Me levanté de la cama, y a tientas por el pasillo, me fui al salón. Encendí la luz del techo y me acerqué a la pequeña estantería en la que mi padre guarda sus CD. No supe cuál de todos escuchar, así que escogí uno al azar. Ese lo grabó mi padre, y estaba lleno de canciones viejas. Puse el volumen al mínimo y le dí al play.
Me moví hacia delante y hacia atrás, como aquellas bolitas de Newton que tenía mi tío en su casa. Yo misma estoy colgando de un hilo. Las canciones de papá son muy ñoñas. Suenan como unas galletas a las que les echamos el doble de azúcar sin querer. Le daba vueltas al helado, y a lo mucho que odio a Roxana.
Apareció mi madre sin poder haberlo previsto, haciendo crujir fuerte el pomo al abrir la puerta, con el pelo revuelto y enfadada.
—¿Qué haces?
—No puedo dormir.
—¿Y qué te dijo el psicólogo que tienes que hacer? Respirar hondo. No que te vayas a montar escándalo.
—Pero si no se oye… —intenté protestar, pero no dio resultado. —Y además, hay muchos animales que son nocturnos. ¿Y si yo soy un animal nocturno?
—¡Corre a la cama, que mañana hay clase!
Di gracias porque no se le hubiese ocurrido un castigo.
Cuando me metí en la cama otra vez, me dio un abrazo y me puso mi peluche entre las manos. Mi tigresa, que tengo desde que era un bebé. En cuanto se va, lo tiro al suelo.
Roxana y su pelo de nube.
Roxana y sus labios fríos, sus pecas, sus piernas de garza y pantalones anchos.
Quiero ahogarme entre las mantas. Nunca seré tan guay como ella.
Al día siguiente, llegué a clase esperando ser el centro de atención por primera vez en mi vida, pero me encontré con lo mismo de siempre. Con Roxana.

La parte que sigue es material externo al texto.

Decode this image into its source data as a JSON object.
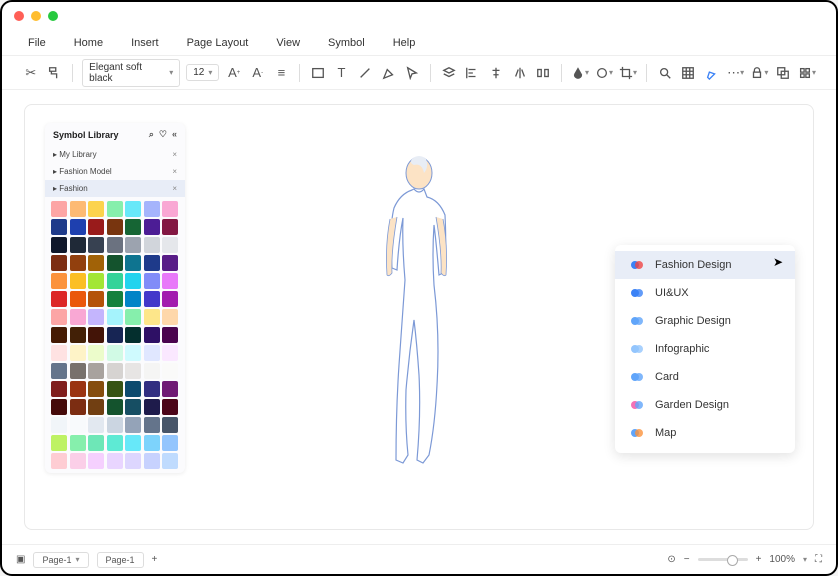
{
  "menubar": [
    "File",
    "Home",
    "Insert",
    "Page Layout",
    "View",
    "Symbol",
    "Help"
  ],
  "toolbar": {
    "font": "Elegant soft black",
    "size": "12"
  },
  "sidebar": {
    "title": "Symbol Library",
    "cats": [
      {
        "label": "My Library",
        "active": false
      },
      {
        "label": "Fashion Model",
        "active": false
      },
      {
        "label": "Fashion",
        "active": true
      }
    ]
  },
  "context": [
    {
      "label": "Fashion Design",
      "active": true,
      "c1": "#3b82f6",
      "c2": "#ef4444"
    },
    {
      "label": "UI&UX",
      "active": false,
      "c1": "#3b82f6",
      "c2": "#3b82f6"
    },
    {
      "label": "Graphic Design",
      "active": false,
      "c1": "#60a5fa",
      "c2": "#60a5fa"
    },
    {
      "label": "Infographic",
      "active": false,
      "c1": "#93c5fd",
      "c2": "#93c5fd"
    },
    {
      "label": "Card",
      "active": false,
      "c1": "#60a5fa",
      "c2": "#60a5fa"
    },
    {
      "label": "Garden Design",
      "active": false,
      "c1": "#f472b6",
      "c2": "#60a5fa"
    },
    {
      "label": "Map",
      "active": false,
      "c1": "#60a5fa",
      "c2": "#fb923c"
    }
  ],
  "status": {
    "page": "Page-1",
    "tab": "Page-1",
    "zoom": "100%"
  },
  "palette": [
    "#fca5a5",
    "#fdba74",
    "#fcd34d",
    "#86efac",
    "#67e8f9",
    "#a5b4fc",
    "#f9a8d4",
    "#1e3a8a",
    "#1e40af",
    "#991b1b",
    "#78350f",
    "#166534",
    "#4c1d95",
    "#831843",
    "#0f172a",
    "#1f2937",
    "#374151",
    "#6b7280",
    "#9ca3af",
    "#d1d5db",
    "#e5e7eb",
    "#7c2d12",
    "#92400e",
    "#a16207",
    "#14532d",
    "#0e7490",
    "#1e3a8a",
    "#581c87",
    "#fb923c",
    "#fbbf24",
    "#a3e635",
    "#34d399",
    "#22d3ee",
    "#818cf8",
    "#e879f9",
    "#dc2626",
    "#ea580c",
    "#b45309",
    "#15803d",
    "#0284c7",
    "#4338ca",
    "#a21caf",
    "#fca5a5",
    "#f9a8d4",
    "#c4b5fd",
    "#a5f3fc",
    "#86efac",
    "#fde68a",
    "#fed7aa",
    "#451a03",
    "#422006",
    "#431407",
    "#172554",
    "#042f2e",
    "#2e1065",
    "#4a044e",
    "#fee2e2",
    "#fef3c7",
    "#ecfccb",
    "#d1fae5",
    "#cffafe",
    "#e0e7ff",
    "#fae8ff",
    "#64748b",
    "#78716c",
    "#a8a29e",
    "#d6d3d1",
    "#e7e5e4",
    "#f5f5f4",
    "#fafaf9",
    "#7f1d1d",
    "#9a3412",
    "#854d0e",
    "#365314",
    "#0c4a6e",
    "#312e81",
    "#701a75",
    "#450a0a",
    "#7c2d12",
    "#713f12",
    "#14532d",
    "#164e63",
    "#1e1b4b",
    "#4c0519",
    "#f1f5f9",
    "#f8fafc",
    "#e2e8f0",
    "#cbd5e1",
    "#94a3b8",
    "#64748b",
    "#475569",
    "#bef264",
    "#86efac",
    "#6ee7b7",
    "#5eead4",
    "#67e8f9",
    "#7dd3fc",
    "#93c5fd",
    "#fecdd3",
    "#fbcfe8",
    "#f5d0fe",
    "#e9d5ff",
    "#ddd6fe",
    "#c7d2fe",
    "#bfdbfe"
  ]
}
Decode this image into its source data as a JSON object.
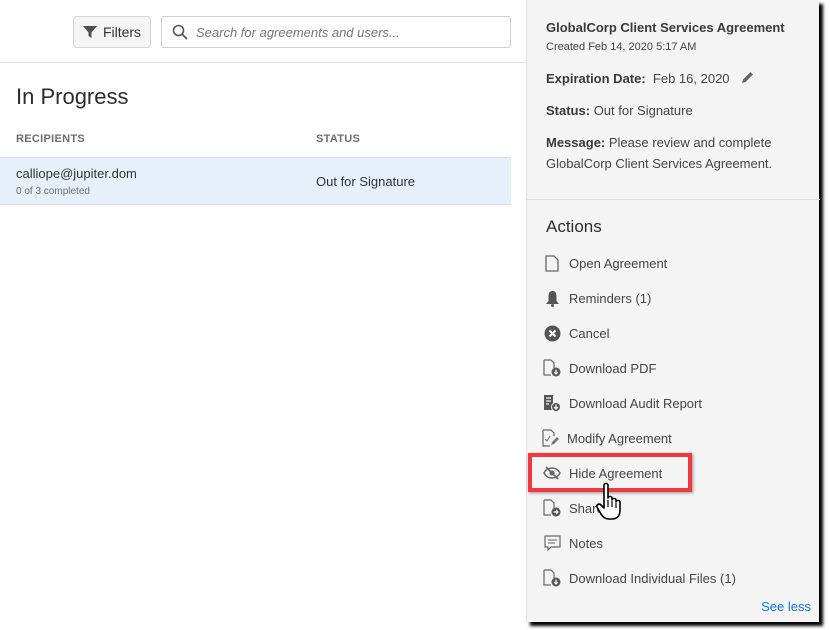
{
  "toolbar": {
    "filters_label": "Filters",
    "search_placeholder": "Search for agreements and users..."
  },
  "list": {
    "title": "In Progress",
    "columns": [
      "RECIPIENTS",
      "STATUS"
    ],
    "rows": [
      {
        "recipient": "calliope@jupiter.dom",
        "progress": "0 of 3 completed",
        "status": "Out for Signature"
      }
    ]
  },
  "panel": {
    "title": "GlobalCorp Client Services Agreement",
    "created": "Created Feb 14, 2020 5:17 AM",
    "expiration_label": "Expiration Date:",
    "expiration_value": "Feb 16, 2020",
    "status_label": "Status:",
    "status_value": "Out for Signature",
    "message_label": "Message:",
    "message_value": "Please review and complete GlobalCorp Client Services Agreement.",
    "actions_heading": "Actions",
    "actions": [
      {
        "label": "Open Agreement",
        "icon": "document-icon"
      },
      {
        "label": "Reminders (1)",
        "icon": "bell-icon"
      },
      {
        "label": "Cancel",
        "icon": "cancel-circle-icon"
      },
      {
        "label": "Download PDF",
        "icon": "pdf-download-icon"
      },
      {
        "label": "Download Audit Report",
        "icon": "audit-report-icon"
      },
      {
        "label": "Modify Agreement",
        "icon": "modify-document-icon"
      },
      {
        "label": "Hide Agreement",
        "icon": "eye-off-icon"
      },
      {
        "label": "Share",
        "icon": "share-document-icon"
      },
      {
        "label": "Notes",
        "icon": "notes-icon"
      },
      {
        "label": "Download Individual Files (1)",
        "icon": "file-download-icon"
      }
    ],
    "see_less": "See less"
  },
  "colors": {
    "accent": "#1473e6",
    "highlight": "#f0393d",
    "selected_row": "#e6f0fa"
  }
}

Como siempre, llega a tiempo por los pelos. Tiene una herida en la cara, justo donde su mejilla se curva. Le pregunté si quería venir a mi casa a jugar a Fireboy y Watergirl, pero dijo que no podía.
Me puse unos pantalones negros y una camiseta sin dibujos, intentando ser tan guay como ella. Quería llevar las gafas de sol de mi madre pero no las encontré. Y aún así, a pesar de todos mis esfuerzos, no quiso venir a mi casa.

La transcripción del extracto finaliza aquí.